Me detuve al fondo del santuario solo para recuperar el aliento y calmar mi corazón acelerado. En la parte delantera de la sala, su féretro de caoba descansaba bajo un enorme arreglo de orquídeas blancas e lirios azules.
El obispo Montgomery hablaba en voz baja con el Sr. Sterling, el socio de mi padre y su confidente más cercano durante más de cuarenta años.
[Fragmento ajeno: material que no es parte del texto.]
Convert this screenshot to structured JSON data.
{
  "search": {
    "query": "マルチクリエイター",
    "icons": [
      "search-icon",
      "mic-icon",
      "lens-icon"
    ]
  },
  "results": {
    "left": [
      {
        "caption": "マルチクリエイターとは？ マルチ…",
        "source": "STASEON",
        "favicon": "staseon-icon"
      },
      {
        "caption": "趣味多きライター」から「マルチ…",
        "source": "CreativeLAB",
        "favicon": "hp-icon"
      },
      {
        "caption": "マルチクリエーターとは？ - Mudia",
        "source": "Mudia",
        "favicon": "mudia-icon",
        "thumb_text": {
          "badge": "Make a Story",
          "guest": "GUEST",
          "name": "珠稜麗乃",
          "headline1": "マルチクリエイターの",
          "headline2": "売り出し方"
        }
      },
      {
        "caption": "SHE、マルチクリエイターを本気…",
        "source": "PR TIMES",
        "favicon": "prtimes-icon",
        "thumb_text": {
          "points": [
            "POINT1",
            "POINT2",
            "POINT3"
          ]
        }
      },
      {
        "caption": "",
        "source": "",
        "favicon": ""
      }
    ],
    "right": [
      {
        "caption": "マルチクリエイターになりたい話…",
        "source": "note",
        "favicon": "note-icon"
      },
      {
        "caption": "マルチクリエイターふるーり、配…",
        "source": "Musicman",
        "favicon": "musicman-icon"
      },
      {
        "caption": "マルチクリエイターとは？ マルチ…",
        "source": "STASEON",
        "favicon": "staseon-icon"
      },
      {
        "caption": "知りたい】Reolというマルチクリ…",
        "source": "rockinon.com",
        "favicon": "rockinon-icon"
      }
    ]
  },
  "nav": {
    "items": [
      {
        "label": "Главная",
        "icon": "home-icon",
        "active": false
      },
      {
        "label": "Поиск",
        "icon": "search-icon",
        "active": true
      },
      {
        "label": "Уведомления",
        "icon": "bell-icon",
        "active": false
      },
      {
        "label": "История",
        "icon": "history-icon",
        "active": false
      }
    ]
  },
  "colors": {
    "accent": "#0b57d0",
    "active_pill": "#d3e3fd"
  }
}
Mi tía Bridget estaba ocupada dirigiendo el flujo de invitados con la intensidad de una mujer que consideraba el caos como un insulto personal.
Todo se sentía desconectado y extraño, como si estuviera viendo una película sobre la tragedia de otra persona mientras yo permanecía al margen. Entonces divisé a mi marido, Miles, sentado en la primera fila, donde correspondía a la familia, pero no estaba sentado solo.
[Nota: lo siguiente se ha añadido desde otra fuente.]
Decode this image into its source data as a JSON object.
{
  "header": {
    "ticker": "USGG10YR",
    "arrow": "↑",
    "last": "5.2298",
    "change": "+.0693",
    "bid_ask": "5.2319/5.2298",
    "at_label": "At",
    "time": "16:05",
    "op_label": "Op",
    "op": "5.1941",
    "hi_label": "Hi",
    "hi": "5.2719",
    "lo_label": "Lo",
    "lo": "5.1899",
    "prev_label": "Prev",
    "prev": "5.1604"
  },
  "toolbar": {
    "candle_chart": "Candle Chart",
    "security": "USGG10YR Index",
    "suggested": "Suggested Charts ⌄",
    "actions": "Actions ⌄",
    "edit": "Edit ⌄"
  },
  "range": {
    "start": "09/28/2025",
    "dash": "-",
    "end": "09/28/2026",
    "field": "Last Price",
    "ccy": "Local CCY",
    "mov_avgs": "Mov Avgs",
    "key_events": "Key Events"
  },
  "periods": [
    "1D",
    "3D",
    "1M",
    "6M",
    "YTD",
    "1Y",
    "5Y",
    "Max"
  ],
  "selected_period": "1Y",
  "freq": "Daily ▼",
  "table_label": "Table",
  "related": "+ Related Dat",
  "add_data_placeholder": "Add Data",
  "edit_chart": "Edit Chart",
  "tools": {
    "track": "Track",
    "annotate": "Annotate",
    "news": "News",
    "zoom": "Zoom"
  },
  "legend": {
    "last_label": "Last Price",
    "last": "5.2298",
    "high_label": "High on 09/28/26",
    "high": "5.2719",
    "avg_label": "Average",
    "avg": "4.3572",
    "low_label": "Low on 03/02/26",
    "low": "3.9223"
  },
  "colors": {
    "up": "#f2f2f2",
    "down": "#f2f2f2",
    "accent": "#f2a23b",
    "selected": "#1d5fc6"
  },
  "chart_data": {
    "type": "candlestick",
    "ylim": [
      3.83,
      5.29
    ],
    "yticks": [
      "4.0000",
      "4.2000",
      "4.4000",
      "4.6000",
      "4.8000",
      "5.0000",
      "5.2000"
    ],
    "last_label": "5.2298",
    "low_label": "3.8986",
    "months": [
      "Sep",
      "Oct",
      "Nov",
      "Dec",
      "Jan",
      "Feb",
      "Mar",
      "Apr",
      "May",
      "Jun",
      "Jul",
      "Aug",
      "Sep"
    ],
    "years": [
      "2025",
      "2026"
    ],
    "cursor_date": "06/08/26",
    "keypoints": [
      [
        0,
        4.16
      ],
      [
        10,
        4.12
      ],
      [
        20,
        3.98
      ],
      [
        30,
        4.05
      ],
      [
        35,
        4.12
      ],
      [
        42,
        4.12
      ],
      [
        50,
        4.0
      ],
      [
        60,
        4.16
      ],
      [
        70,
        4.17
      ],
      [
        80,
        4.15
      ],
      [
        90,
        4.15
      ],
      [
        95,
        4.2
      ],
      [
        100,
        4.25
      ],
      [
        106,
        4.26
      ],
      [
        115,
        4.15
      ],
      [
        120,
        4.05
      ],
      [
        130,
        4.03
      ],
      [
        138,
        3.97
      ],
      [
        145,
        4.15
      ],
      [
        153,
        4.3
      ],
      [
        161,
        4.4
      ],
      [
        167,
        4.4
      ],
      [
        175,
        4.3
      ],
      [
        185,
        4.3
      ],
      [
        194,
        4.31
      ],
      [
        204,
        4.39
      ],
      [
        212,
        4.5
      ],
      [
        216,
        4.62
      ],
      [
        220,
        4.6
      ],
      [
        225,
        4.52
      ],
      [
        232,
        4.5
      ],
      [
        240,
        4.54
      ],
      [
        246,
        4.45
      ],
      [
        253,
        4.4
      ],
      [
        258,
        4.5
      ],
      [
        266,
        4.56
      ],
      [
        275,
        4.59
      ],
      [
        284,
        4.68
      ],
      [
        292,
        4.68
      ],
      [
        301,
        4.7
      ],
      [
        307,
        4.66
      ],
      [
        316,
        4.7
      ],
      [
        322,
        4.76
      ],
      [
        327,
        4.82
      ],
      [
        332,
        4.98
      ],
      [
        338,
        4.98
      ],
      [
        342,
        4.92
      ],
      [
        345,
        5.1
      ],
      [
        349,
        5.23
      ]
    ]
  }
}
La mujer que estaba pegada a su lado llevaba mi vestido esmeralda, y los cristales captaban la luz de las vidrieras superiores. Durante un largo y confuso momento, mi cerebro simplemente no procesó lo que estaba viendo mientras ella giraba la cabeza hacia el pasillo.
Pequeños destellos verdes y dorados bailaban sobre el respaldo del banco de delante de ella como una luz solar burlona. Mi padre solía bromear diciendo que el vestido era tan vibrante que podía iluminar una habitación por sí solo, y allí estaba, brillando sobre otra mujer mientras él yacía inmóvil a pocos metros.
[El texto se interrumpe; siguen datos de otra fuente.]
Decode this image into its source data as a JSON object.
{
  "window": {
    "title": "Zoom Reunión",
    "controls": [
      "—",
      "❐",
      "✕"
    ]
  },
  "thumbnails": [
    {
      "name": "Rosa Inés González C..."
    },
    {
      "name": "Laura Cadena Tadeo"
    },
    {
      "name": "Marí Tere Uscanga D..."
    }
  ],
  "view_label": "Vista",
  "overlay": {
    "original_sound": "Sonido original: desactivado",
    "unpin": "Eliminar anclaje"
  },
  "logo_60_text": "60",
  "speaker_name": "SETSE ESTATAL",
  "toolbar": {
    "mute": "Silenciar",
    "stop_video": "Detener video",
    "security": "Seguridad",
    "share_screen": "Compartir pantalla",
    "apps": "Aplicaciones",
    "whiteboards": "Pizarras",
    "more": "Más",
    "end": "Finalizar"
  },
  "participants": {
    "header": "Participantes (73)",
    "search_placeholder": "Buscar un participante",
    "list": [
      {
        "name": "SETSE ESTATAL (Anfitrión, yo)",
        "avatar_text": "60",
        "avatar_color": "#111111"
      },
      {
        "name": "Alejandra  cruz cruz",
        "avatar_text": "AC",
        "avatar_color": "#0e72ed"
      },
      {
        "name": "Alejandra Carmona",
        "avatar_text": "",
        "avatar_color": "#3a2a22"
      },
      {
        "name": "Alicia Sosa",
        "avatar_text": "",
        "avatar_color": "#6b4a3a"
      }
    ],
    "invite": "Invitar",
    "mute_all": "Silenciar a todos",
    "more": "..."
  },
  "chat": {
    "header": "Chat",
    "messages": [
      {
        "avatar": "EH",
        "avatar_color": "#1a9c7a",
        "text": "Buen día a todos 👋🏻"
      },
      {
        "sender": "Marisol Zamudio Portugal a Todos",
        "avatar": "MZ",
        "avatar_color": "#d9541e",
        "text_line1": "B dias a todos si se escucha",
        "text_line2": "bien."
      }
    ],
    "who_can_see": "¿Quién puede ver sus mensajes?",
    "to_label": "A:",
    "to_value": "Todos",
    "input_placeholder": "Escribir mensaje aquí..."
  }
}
Mis piernas se movieron antes de que pudiera convencerme de no montar una escena, y mis tacones golpearon el suelo de piedra con una furia rítmica.
—Audrey —dije; el nombre me raspaba la garganta como gravilla al llegar a su fila y mirarla desde arriba—. ¿Qué demonios haces aquí?
Audrey Vance se giró hacia mí con una sonrisa tranquila y ensayada que me heló la sangre al instante. Tenía veintitantos años y trabajaba como asociada júnior en el bufete donde Miles era socio sénior.
Me la había encontrado un puñado de veces en fiestas navideñas, y siempre me llamaba «Diane» con ese tono excesivamente dulce que usa la gente cuando quiere parecer educada sin que realmente le importes. Tenía un pelo rubio perfectamente peinado, una piel cuidada con productos caros y la costumbre de demorarse en el despacho de Miles mucho más de lo que requerían los negocios.
—Diane —susurró suavemente, como si estuviéramos tropezando la una con la otra en la inauguración de una galería en lugar de en un funeral—. Siento profundamente la pérdida de un hombre tan grande.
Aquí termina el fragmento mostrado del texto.